Ear to the Ground

24 May 2024

There can be little doubt that the story of the week was the decision to call a UK general election for the 4th July.  Between now and then we will hear from each party their stance regarding policy.  Whilst inflation is yet to get back to target, it has retraced a long way.  Economic growth is stronger than perhaps some may have thought, and the leading index of the top 100 UK companies has recently been at new, all-time highs.  The latter will possibly be touched upon by the incumbent party, but does it actually matter.  Looking at the performance under different leadership, it would suggest that the political party in control is actually irrelevant.

Source: FE Analytics, Lowes Investment Management

Whilst the political to and fro will keep the press busy, it is perhaps more fitting then to remain focussed on what is happening in the economy.  UK inflation data released this week continued to show a transition back to the 2% target.  Whilst it did not fall as much as some had forecast, the year on year figure for April came in at 2.3%.  As expected, the largest downward pressure came from the fall in gas and electricity costs, due to the lowering of the Ofgem energy price cap.  There was also a pleasing fall in food prices.

News wasn’t so positive with regard to retail sales, however, in a sign that perhaps higher for longer interest rates are starting to bite a little.  Whilst a fall had been forecast, it was much larger than expected, at -2.3% versus -0.4% month on month.  Year on year, retail sales were down 2.7% versus an expected fall of 0.2%.  Whilst sales volumes were down across many sectors, sales were particularly weak within non-food items.
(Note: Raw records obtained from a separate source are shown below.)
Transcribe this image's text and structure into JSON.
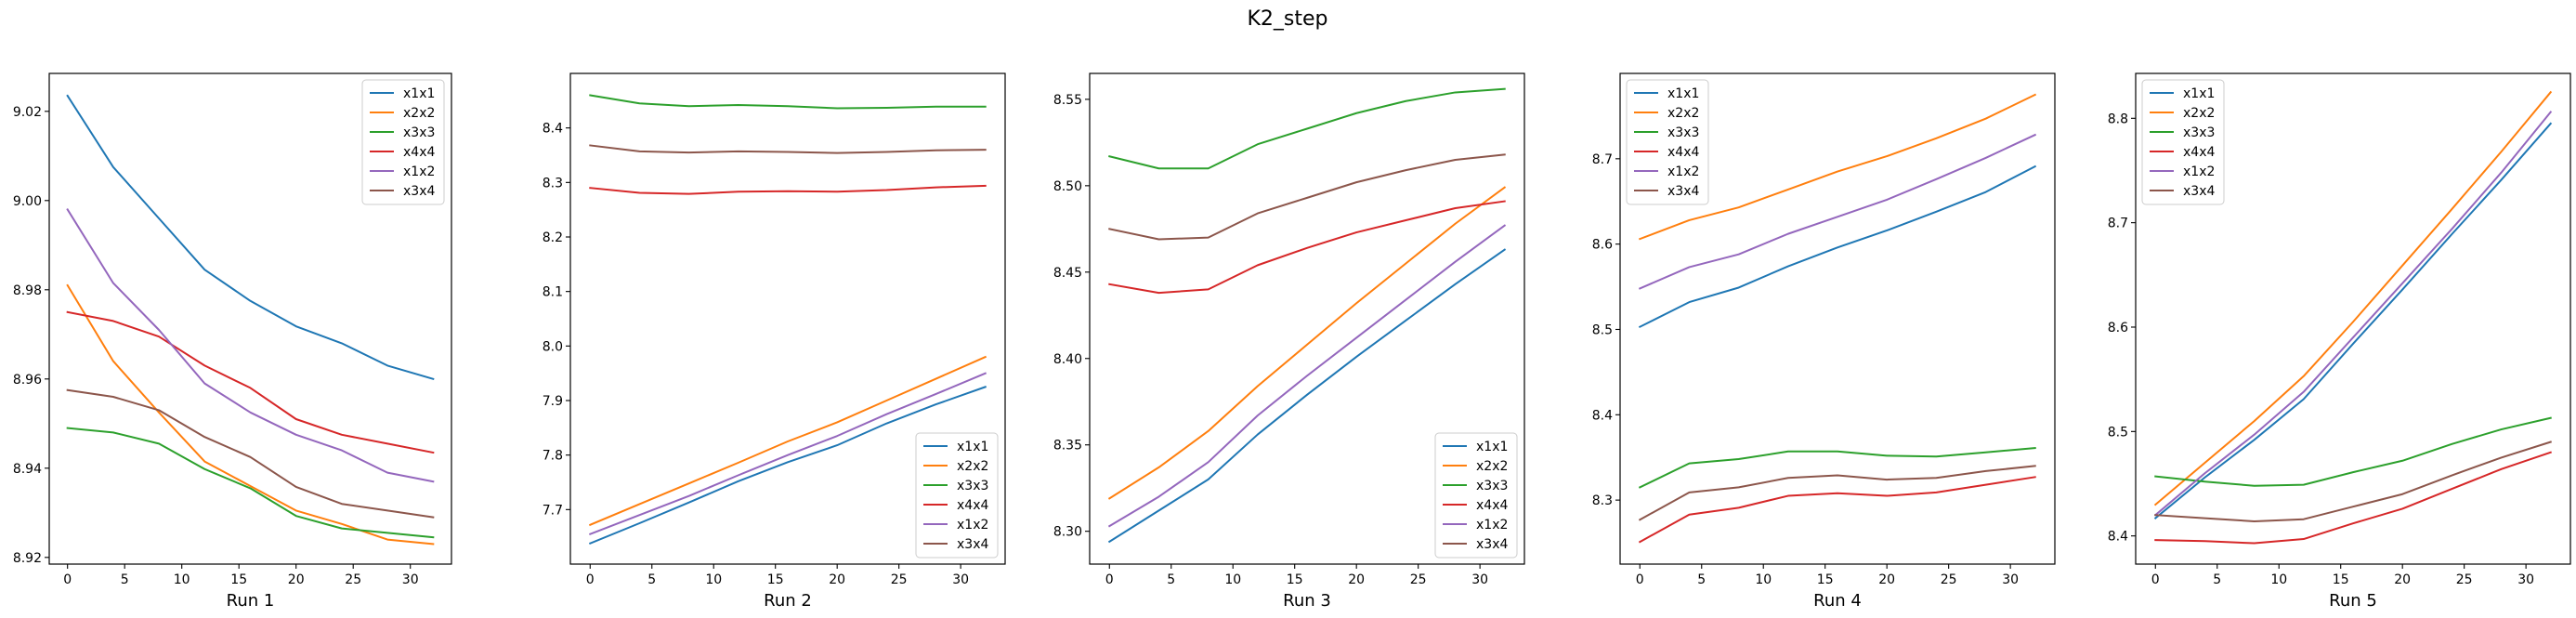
{
  "title": "K2_step",
  "chart_data": [
    {
      "type": "line",
      "xlabel": "Run 1",
      "x": [
        0,
        4,
        8,
        12,
        16,
        20,
        24,
        28,
        32
      ],
      "xticks": [
        0,
        5,
        10,
        15,
        20,
        25,
        30
      ],
      "xlim": [
        -1.6,
        33.6
      ],
      "ylim": [
        8.9185,
        9.0285
      ],
      "yticks": [
        8.92,
        8.94,
        8.96,
        8.98,
        9.0,
        9.02
      ],
      "ytick_decimals": 2,
      "legend": "upper-right",
      "series": [
        {
          "name": "x1x1",
          "values": [
            9.0235,
            9.0075,
            8.996,
            8.9845,
            8.9775,
            8.9718,
            8.968,
            8.963,
            8.96
          ]
        },
        {
          "name": "x2x2",
          "values": [
            8.981,
            8.964,
            8.9525,
            8.9415,
            8.936,
            8.9305,
            8.9275,
            8.924,
            8.923
          ]
        },
        {
          "name": "x3x3",
          "values": [
            8.949,
            8.948,
            8.9455,
            8.9398,
            8.9355,
            8.9293,
            8.9265,
            8.9255,
            8.9245
          ]
        },
        {
          "name": "x4x4",
          "values": [
            8.975,
            8.973,
            8.9695,
            8.963,
            8.958,
            8.951,
            8.9475,
            8.9455,
            8.9435
          ]
        },
        {
          "name": "x1x2",
          "values": [
            8.998,
            8.9815,
            8.971,
            8.959,
            8.9525,
            8.9475,
            8.944,
            8.939,
            8.937
          ]
        },
        {
          "name": "x3x4",
          "values": [
            8.9575,
            8.956,
            8.953,
            8.947,
            8.9425,
            8.9358,
            8.932,
            8.9305,
            8.929
          ]
        }
      ]
    },
    {
      "type": "line",
      "xlabel": "Run 2",
      "x": [
        0,
        4,
        8,
        12,
        16,
        20,
        24,
        28,
        32
      ],
      "xticks": [
        0,
        5,
        10,
        15,
        20,
        25,
        30
      ],
      "xlim": [
        -1.6,
        33.6
      ],
      "ylim": [
        7.6,
        8.5
      ],
      "yticks": [
        7.7,
        7.8,
        7.9,
        8.0,
        8.1,
        8.2,
        8.3,
        8.4
      ],
      "ytick_decimals": 1,
      "legend": "lower-right",
      "series": [
        {
          "name": "x1x1",
          "values": [
            7.638,
            7.675,
            7.713,
            7.752,
            7.787,
            7.818,
            7.858,
            7.893,
            7.925
          ]
        },
        {
          "name": "x2x2",
          "values": [
            7.672,
            7.71,
            7.748,
            7.786,
            7.825,
            7.86,
            7.9,
            7.94,
            7.98
          ]
        },
        {
          "name": "x3x3",
          "values": [
            8.46,
            8.445,
            8.44,
            8.442,
            8.44,
            8.436,
            8.437,
            8.439,
            8.439
          ]
        },
        {
          "name": "x4x4",
          "values": [
            8.29,
            8.281,
            8.279,
            8.283,
            8.284,
            8.283,
            8.286,
            8.291,
            8.294
          ]
        },
        {
          "name": "x1x2",
          "values": [
            7.655,
            7.69,
            7.725,
            7.763,
            7.8,
            7.835,
            7.875,
            7.912,
            7.95
          ]
        },
        {
          "name": "x3x4",
          "values": [
            8.368,
            8.357,
            8.355,
            8.357,
            8.356,
            8.354,
            8.356,
            8.359,
            8.36
          ]
        }
      ]
    },
    {
      "type": "line",
      "xlabel": "Run 3",
      "x": [
        0,
        4,
        8,
        12,
        16,
        20,
        24,
        28,
        32
      ],
      "xticks": [
        0,
        5,
        10,
        15,
        20,
        25,
        30
      ],
      "xlim": [
        -1.6,
        33.6
      ],
      "ylim": [
        8.281,
        8.565
      ],
      "yticks": [
        8.3,
        8.35,
        8.4,
        8.45,
        8.5,
        8.55
      ],
      "ytick_decimals": 2,
      "legend": "lower-right",
      "series": [
        {
          "name": "x1x1",
          "values": [
            8.294,
            8.312,
            8.33,
            8.356,
            8.379,
            8.401,
            8.422,
            8.443,
            8.463
          ]
        },
        {
          "name": "x2x2",
          "values": [
            8.319,
            8.337,
            8.358,
            8.384,
            8.408,
            8.432,
            8.455,
            8.478,
            8.499
          ]
        },
        {
          "name": "x3x3",
          "values": [
            8.517,
            8.51,
            8.51,
            8.524,
            8.533,
            8.542,
            8.549,
            8.554,
            8.556
          ]
        },
        {
          "name": "x4x4",
          "values": [
            8.443,
            8.438,
            8.44,
            8.454,
            8.464,
            8.473,
            8.48,
            8.487,
            8.491
          ]
        },
        {
          "name": "x1x2",
          "values": [
            8.303,
            8.32,
            8.34,
            8.367,
            8.39,
            8.412,
            8.434,
            8.456,
            8.477
          ]
        },
        {
          "name": "x3x4",
          "values": [
            8.475,
            8.469,
            8.47,
            8.484,
            8.493,
            8.502,
            8.509,
            8.515,
            8.518
          ]
        }
      ]
    },
    {
      "type": "line",
      "xlabel": "Run 4",
      "x": [
        0,
        4,
        8,
        12,
        16,
        20,
        24,
        28,
        32
      ],
      "xticks": [
        0,
        5,
        10,
        15,
        20,
        25,
        30
      ],
      "xlim": [
        -1.6,
        33.6
      ],
      "ylim": [
        8.225,
        8.8
      ],
      "yticks": [
        8.3,
        8.4,
        8.5,
        8.6,
        8.7
      ],
      "ytick_decimals": 1,
      "legend": "upper-left",
      "series": [
        {
          "name": "x1x1",
          "values": [
            8.503,
            8.532,
            8.549,
            8.574,
            8.596,
            8.616,
            8.638,
            8.661,
            8.691
          ]
        },
        {
          "name": "x2x2",
          "values": [
            8.606,
            8.628,
            8.643,
            8.664,
            8.685,
            8.703,
            8.724,
            8.747,
            8.775
          ]
        },
        {
          "name": "x3x3",
          "values": [
            8.315,
            8.343,
            8.348,
            8.357,
            8.357,
            8.352,
            8.351,
            8.356,
            8.361
          ]
        },
        {
          "name": "x4x4",
          "values": [
            8.251,
            8.283,
            8.291,
            8.305,
            8.308,
            8.305,
            8.309,
            8.318,
            8.327
          ]
        },
        {
          "name": "x1x2",
          "values": [
            8.548,
            8.573,
            8.588,
            8.612,
            8.632,
            8.652,
            8.676,
            8.701,
            8.728
          ]
        },
        {
          "name": "x3x4",
          "values": [
            8.277,
            8.309,
            8.315,
            8.326,
            8.329,
            8.324,
            8.326,
            8.334,
            8.34
          ]
        }
      ]
    },
    {
      "type": "line",
      "xlabel": "Run 5",
      "x": [
        0,
        4,
        8,
        12,
        16,
        20,
        24,
        28,
        32
      ],
      "xticks": [
        0,
        5,
        10,
        15,
        20,
        25,
        30
      ],
      "xlim": [
        -1.6,
        33.6
      ],
      "ylim": [
        8.373,
        8.843
      ],
      "yticks": [
        8.4,
        8.5,
        8.6,
        8.7,
        8.8
      ],
      "ytick_decimals": 1,
      "legend": "upper-left",
      "series": [
        {
          "name": "x1x1",
          "values": [
            8.417,
            8.456,
            8.492,
            8.531,
            8.584,
            8.636,
            8.689,
            8.741,
            8.795
          ]
        },
        {
          "name": "x2x2",
          "values": [
            8.43,
            8.47,
            8.51,
            8.553,
            8.605,
            8.659,
            8.713,
            8.768,
            8.825
          ]
        },
        {
          "name": "x3x3",
          "values": [
            8.457,
            8.452,
            8.448,
            8.449,
            8.461,
            8.472,
            8.488,
            8.502,
            8.513
          ]
        },
        {
          "name": "x4x4",
          "values": [
            8.396,
            8.395,
            8.393,
            8.397,
            8.412,
            8.426,
            8.445,
            8.464,
            8.48
          ]
        },
        {
          "name": "x1x2",
          "values": [
            8.42,
            8.46,
            8.497,
            8.538,
            8.59,
            8.642,
            8.694,
            8.748,
            8.806
          ]
        },
        {
          "name": "x3x4",
          "values": [
            8.42,
            8.417,
            8.414,
            8.416,
            8.428,
            8.44,
            8.458,
            8.475,
            8.49
          ]
        }
      ]
    }
  ],
  "colors": {
    "x1x1": "#1f77b4",
    "x2x2": "#ff7f0e",
    "x3x3": "#2ca02c",
    "x4x4": "#d62728",
    "x1x2": "#9467bd",
    "x3x4": "#8c564b"
  }
}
All of this will provide food for thought for the Bank of England.  Whilst the general election will only be a month later, they have confirmed that they will still sit together in June to decide on monetary policy.  With the consumer price index still showing a rate above the 2% target, this meeting may come a little early for them to implement a cut to the base rate, especially given their inflation target only mandate.  But at the same time, they will be conscious of this latest retail sales weakness.